To further complicate the picture, there is, in my view, another issue which research should probe into, and I invite colleagues who work with teachers of nationalities to investigate; the fact, that is, that L1-target-language-speaker raters tend to be stricter than L2-target-language-speaker ones. This issue is particularly serious in light of Issue n.5 below.

Issue n. 3 – Are the typical GCSE oral tasks ‘authentic’?

I often play a prank on my French colleague Ronan Jezequel , by starting a conversation about the week-end just gone by asking question in a GCSE-like style and sequence until, after a few seconds, he realizes that there is something wrong and looks at me funny… Are we testing our students on (and preparing them for) tasks that do not reflect authentic L2 native speaker speech? This is what another study by Chambers (1995) set out to investigate. They examined 28 tapes of French GCSE candidates and compared them to conversations on the same themes by 25 French native speakers in the same age bracket. They found that not only, as easily predictable, the native speakers used more words (437 vs 118) and more clauses (56.9 vs 23.9), but also that:

The French speakers found the topic house/flat description socially unacceptable;
The native speakers found the topic ‘Daily routine’ them unauthentic and – interestingly – produced very few reflexive verbs
The native speakers used the near future whilst the non-natives used the simple future
The native speakers used the imperfect tense much more than the non-natives
The non-native speakers used relative causes much less than the French

Are these tests, as the researchers concluded, testing students’ ability to converse with native speakers or their acquisition of grammar?

Issue n.4 – The grammar accuracy bias

A number of studies (e.g. Alderson and Banerjee, 2002) have found time and again that assessors’ perception of grammar accuracy seem to bias examiners, regardless of how much weight is given in the assessment specification on effective communication. This issue will be exacerbated or mitigated depending on the examiners’ view of what linguistic proficiency means and by their degree of tolerance of errors; whereas a teacher might find a learner’s communicatively effective use of compensation strategies (e.g. approximation or coinage) a positive thing even though it leads to grammatically flawed utterances, another might find it unacceptable.

Here again, background differences are at play. Mistakes that to a native speaker might appear as stigmatizing or very serious might seem mild or not even be considered as mistakes at all…
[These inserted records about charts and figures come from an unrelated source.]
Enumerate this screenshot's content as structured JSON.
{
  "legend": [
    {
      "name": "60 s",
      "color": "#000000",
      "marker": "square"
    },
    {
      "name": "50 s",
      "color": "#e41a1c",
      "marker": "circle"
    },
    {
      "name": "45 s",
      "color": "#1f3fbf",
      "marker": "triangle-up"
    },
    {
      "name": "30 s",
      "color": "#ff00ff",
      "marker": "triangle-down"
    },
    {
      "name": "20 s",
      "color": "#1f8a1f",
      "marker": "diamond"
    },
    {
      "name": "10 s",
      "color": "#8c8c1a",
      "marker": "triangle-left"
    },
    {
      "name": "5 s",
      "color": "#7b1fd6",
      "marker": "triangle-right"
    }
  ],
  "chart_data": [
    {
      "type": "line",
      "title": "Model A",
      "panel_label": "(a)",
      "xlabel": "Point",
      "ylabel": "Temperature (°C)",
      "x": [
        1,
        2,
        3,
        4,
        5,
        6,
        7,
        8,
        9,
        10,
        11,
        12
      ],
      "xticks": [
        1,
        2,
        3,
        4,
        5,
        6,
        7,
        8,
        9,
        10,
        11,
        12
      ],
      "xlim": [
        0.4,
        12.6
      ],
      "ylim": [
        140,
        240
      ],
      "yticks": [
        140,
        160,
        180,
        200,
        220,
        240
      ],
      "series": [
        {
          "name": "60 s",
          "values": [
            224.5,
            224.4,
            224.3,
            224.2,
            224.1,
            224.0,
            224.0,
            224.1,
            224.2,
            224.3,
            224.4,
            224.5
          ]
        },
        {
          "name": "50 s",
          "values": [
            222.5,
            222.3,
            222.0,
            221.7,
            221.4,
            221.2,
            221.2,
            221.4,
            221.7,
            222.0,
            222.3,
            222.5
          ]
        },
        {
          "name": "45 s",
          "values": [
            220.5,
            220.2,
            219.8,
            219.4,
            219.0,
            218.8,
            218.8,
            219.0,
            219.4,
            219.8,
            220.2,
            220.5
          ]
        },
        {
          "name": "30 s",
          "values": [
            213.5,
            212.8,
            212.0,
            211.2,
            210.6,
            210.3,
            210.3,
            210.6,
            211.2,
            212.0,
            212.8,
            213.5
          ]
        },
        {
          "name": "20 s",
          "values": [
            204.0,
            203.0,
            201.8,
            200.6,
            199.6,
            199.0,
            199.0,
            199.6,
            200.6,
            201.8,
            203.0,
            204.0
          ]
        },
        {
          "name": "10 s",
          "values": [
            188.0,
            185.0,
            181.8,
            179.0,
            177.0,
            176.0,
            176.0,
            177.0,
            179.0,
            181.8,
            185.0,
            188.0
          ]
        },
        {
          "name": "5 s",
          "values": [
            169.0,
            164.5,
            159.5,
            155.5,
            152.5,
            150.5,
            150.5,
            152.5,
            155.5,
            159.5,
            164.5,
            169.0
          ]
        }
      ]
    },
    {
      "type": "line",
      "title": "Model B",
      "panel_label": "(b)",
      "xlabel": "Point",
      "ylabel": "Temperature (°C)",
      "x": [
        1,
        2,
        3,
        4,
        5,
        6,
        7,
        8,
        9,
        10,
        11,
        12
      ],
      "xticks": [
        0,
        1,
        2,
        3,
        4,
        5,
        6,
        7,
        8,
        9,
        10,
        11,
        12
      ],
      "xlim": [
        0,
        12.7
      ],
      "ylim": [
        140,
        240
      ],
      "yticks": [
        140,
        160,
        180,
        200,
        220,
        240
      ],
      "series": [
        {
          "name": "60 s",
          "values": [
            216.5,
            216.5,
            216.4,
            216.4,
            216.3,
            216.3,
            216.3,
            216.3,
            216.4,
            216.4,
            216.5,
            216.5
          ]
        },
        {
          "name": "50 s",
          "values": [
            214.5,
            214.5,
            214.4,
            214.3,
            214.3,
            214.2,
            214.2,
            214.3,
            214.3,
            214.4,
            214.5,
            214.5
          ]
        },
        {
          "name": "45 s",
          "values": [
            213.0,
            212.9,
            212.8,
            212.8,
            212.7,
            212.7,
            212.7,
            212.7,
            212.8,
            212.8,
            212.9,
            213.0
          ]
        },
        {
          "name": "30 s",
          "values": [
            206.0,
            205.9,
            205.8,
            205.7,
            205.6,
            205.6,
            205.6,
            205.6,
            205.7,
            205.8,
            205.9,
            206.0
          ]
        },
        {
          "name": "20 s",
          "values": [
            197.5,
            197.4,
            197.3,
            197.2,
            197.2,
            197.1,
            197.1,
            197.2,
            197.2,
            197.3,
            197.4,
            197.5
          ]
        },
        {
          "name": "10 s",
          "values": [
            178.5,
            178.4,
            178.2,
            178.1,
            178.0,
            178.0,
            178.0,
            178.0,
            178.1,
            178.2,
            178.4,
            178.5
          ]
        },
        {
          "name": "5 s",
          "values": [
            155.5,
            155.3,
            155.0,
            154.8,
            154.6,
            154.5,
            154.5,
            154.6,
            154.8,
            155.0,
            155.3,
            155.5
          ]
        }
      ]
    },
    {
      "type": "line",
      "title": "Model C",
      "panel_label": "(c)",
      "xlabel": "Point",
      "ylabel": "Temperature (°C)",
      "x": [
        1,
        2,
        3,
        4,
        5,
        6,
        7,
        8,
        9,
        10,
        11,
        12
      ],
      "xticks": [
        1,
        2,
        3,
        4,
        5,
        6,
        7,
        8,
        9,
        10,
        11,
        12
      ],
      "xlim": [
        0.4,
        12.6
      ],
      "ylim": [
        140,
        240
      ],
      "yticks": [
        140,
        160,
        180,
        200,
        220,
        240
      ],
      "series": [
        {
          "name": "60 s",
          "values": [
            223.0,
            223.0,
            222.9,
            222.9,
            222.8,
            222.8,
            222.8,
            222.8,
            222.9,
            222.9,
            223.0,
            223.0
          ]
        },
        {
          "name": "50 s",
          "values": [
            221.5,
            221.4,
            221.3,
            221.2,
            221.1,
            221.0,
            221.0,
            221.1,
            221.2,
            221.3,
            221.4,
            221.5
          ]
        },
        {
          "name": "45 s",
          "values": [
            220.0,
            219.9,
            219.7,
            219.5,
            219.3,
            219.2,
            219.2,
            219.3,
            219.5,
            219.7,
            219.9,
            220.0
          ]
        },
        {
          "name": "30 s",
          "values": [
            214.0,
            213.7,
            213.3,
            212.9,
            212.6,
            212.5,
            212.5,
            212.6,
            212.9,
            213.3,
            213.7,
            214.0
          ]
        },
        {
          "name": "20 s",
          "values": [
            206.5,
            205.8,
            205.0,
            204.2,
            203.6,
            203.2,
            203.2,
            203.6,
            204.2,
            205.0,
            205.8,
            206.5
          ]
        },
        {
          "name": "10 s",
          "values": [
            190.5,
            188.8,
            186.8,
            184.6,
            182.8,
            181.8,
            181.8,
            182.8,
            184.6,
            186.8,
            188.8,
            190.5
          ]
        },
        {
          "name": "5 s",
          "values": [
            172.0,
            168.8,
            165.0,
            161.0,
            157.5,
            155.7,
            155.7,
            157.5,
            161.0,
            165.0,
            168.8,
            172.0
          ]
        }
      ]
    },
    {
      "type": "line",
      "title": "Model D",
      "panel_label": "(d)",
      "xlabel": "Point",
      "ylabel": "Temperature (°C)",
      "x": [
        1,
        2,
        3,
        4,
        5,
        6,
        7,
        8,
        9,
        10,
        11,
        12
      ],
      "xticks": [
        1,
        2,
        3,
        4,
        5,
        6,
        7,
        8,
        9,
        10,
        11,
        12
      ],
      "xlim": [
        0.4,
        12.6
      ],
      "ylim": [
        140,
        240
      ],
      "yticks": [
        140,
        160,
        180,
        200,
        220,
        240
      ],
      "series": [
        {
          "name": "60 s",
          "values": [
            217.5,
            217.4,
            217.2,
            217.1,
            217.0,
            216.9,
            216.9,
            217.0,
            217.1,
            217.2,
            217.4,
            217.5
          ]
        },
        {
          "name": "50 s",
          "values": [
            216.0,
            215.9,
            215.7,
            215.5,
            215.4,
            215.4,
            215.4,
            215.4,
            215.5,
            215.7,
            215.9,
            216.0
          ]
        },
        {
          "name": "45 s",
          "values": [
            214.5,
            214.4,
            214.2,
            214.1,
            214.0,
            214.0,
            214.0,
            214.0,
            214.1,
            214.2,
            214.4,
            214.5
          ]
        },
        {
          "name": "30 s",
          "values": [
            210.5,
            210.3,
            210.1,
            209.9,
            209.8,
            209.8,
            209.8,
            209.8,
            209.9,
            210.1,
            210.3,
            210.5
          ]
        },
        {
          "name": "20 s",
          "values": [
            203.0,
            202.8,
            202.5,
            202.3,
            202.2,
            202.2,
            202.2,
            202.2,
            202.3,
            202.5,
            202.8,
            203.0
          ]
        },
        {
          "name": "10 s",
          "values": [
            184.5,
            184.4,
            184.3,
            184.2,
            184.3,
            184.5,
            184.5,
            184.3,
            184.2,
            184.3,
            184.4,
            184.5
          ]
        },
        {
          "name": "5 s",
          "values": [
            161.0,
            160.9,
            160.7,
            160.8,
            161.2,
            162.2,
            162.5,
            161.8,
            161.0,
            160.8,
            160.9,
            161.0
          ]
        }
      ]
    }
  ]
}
Issue n.5 – Inter-rater reliability

This is the biggest problem of all and it is related to Issue n.2, above; how reliable are the assessment procedures? Many years of research have shown that for any multi-trait assessment scale to be effective it needs to be extensively piloted. Moreover, whenever it is used for assessment, two or more co-raters must agree on the scores and, where there is disagreement, they must discuss the discrepancies until agreement is reached. However, when the Internal moderator and the External one, in cases where the recording is sent to the Examination board for the assessment, do not agree…what happen to the discussion that is supposed to take place to reach a common agreement?
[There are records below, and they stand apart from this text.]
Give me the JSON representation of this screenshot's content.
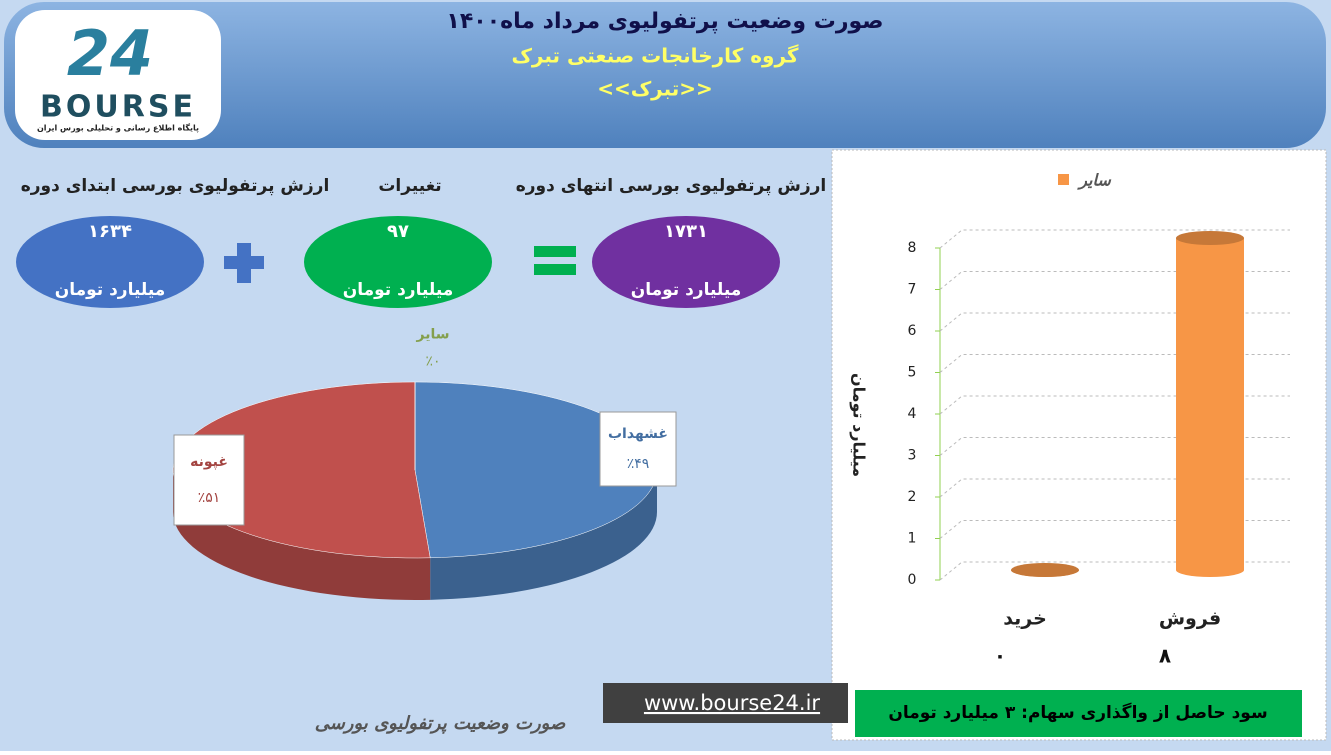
{
  "header": {
    "title": "صورت وضعیت پرتفولیوی مرداد ماه۱۴۰۰",
    "subtitle": "گروه کارخانجات صنعتی تبرک",
    "symbol": "<<تبرک>>"
  },
  "logo": {
    "number": "24",
    "text": "BOURSE",
    "tagline": "پایگاه اطلاع رسانی و تحلیلی بورس ایران"
  },
  "summary": [
    {
      "label": "ارزش پرتفولیوی بورسی ابتدای دوره",
      "value": "۱۶۳۴",
      "unit": "میلیارد تومان",
      "color": "#4472c4"
    },
    {
      "label": "تغییرات",
      "value": "۹۷",
      "unit": "میلیارد تومان",
      "color": "#00b050"
    },
    {
      "label": "ارزش پرتفولیوی بورسی انتهای دوره",
      "value": "۱۷۳۱",
      "unit": "میلیارد تومان",
      "color": "#7030a0"
    }
  ],
  "chart_data": [
    {
      "type": "pie",
      "categories": [
        "غشهداب",
        "غپونه",
        "سایر"
      ],
      "values": [
        49,
        51,
        0
      ],
      "value_labels": [
        "٪۴۹",
        "٪۵۱",
        "٪۰"
      ],
      "colors": [
        "#4f81bd",
        "#c0504d",
        "#9bbb59"
      ]
    },
    {
      "type": "bar",
      "categories": [
        "خرید",
        "فروش"
      ],
      "series": [
        {
          "name": "سایر",
          "color": "#f79646",
          "values": [
            0,
            8
          ],
          "value_labels": [
            "۰",
            "۸"
          ]
        }
      ],
      "ylabel": "میلیارد تومان",
      "ylim": [
        0,
        8
      ],
      "yticks": [
        0,
        1,
        2,
        3,
        4,
        5,
        6,
        7,
        8
      ],
      "grid": true,
      "legend": "top"
    }
  ],
  "footer": {
    "profit": "سود حاصل از واگذاری سهام: ۳ میلیارد تومان",
    "website": "www.bourse24.ir",
    "caption": "صورت وضعیت پرتفولیوی بورسی"
  }
}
Another important issue relates to the multi-traits assessment scales used. First of all they are too vague. This is convenient, because the vaguer they are the easier it is to ‘fiddle’ with the numbers. However, the vagueness of a scale makes it difficult to discriminate between performances when the variation in ability is not that great as it happens in a top set class, for example, with A and A* students. In these cases, in order to discriminate effectively between an 87 and a 90% which could mean getting or not an A*, research shows clearly that the best assessment to be used should contain more than the two or three traits (categories) usually found in GCSE scales (or even A Level, for that matter) and, more importantly, should be more fine-grained (i.e. each category should have more criterion-referenced grades). This would hold examination boards much more accountable, but would require more financial investment and work, I guess, on their part.